Inverse Functions and Reflection

Finding an inverse function

The inverse $f^{-1}(x)$ "undoes" $f(x)$. The process: replace $f(x)$ with $y$, swap $x$ and $y$, solve for $y$.

Step-by-step: Find the inverse of $f(x) = 3x - 2$

Step 1: $y = 3x - 2$.

Step 2 — Swap: $x = 3y - 2$.

Step 3 — Solve for $y$: $x + 2 = 3y$ → $y = (x + 2)/3$.

Result: $f^{-1}(x) = \frac{x + 2}{3}$.

Check: $f(f^{-1}(x)) = 3 \cdot \frac{x+2}{3} - 2 = x + 2 - 2 = x$ ✓

Graphical property

$f$ and $f^{-1}$ are reflections across the line $y = x$. Every point $(a, b)$ on $f$ corresponds to $(b, a)$ on $f^{-1}$.

When does an inverse exist?

A function has an inverse only if it's one-to-one (passes the horizontal line test — each $y$-value corresponds to exactly one $x$-value).

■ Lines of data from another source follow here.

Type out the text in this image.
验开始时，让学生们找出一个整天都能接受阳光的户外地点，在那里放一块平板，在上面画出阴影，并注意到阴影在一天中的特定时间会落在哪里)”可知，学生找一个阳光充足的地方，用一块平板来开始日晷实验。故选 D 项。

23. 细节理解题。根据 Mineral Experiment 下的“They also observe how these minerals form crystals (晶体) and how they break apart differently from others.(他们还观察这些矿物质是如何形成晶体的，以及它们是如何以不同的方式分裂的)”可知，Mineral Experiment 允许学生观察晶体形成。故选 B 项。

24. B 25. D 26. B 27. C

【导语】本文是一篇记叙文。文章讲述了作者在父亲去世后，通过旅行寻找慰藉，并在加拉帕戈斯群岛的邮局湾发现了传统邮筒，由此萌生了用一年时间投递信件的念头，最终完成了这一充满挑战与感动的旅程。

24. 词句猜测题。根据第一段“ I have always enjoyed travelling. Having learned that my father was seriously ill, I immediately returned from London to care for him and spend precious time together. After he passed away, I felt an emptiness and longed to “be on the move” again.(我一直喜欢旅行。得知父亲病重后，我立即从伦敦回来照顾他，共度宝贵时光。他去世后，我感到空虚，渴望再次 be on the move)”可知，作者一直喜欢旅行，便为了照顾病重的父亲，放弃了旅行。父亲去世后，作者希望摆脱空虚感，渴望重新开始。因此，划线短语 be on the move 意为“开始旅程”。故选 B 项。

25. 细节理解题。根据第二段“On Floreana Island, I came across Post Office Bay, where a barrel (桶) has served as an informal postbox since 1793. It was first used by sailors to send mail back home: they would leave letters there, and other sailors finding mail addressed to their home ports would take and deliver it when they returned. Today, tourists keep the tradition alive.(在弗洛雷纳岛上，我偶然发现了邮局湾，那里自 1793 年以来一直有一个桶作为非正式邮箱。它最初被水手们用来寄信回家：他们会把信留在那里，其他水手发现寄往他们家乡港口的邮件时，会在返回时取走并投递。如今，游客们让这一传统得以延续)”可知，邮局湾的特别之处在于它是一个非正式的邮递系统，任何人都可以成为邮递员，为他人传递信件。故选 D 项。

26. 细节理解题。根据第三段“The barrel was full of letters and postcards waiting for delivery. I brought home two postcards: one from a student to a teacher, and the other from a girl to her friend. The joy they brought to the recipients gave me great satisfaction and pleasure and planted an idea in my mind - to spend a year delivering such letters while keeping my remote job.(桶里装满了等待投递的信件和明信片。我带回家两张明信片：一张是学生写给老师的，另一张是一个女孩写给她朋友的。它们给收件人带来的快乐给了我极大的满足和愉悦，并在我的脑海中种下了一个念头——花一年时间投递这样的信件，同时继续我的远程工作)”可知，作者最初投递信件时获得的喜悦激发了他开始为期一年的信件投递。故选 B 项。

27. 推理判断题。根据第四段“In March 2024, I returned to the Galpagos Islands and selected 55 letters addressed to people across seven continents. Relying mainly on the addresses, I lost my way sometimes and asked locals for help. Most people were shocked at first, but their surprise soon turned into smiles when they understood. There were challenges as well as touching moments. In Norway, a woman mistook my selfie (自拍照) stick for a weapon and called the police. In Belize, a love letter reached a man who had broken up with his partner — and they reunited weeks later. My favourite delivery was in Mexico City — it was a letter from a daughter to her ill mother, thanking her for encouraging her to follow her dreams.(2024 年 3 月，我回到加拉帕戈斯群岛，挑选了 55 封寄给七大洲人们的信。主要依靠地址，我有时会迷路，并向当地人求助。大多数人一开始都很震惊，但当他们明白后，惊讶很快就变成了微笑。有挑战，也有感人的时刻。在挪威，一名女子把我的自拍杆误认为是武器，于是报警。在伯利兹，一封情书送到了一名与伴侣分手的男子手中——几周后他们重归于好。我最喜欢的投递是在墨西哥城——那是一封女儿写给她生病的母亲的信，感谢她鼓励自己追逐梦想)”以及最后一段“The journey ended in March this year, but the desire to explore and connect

Try it in the visualization

Both $f$ and $f^{-1}$ are graphed with the $y = x$ mirror line. Matching point pairs $(a,b) \leftrightarrow (b,a)$ are connected by dashed lines. For $y = 3x - 2$: $x= 3y - 2$, so $y = (x+2)/3$. The inverse $f^{-1}(x) = (x+2)/3$ is the reflection of $f(x) = 3x - 2$ across $y = x$.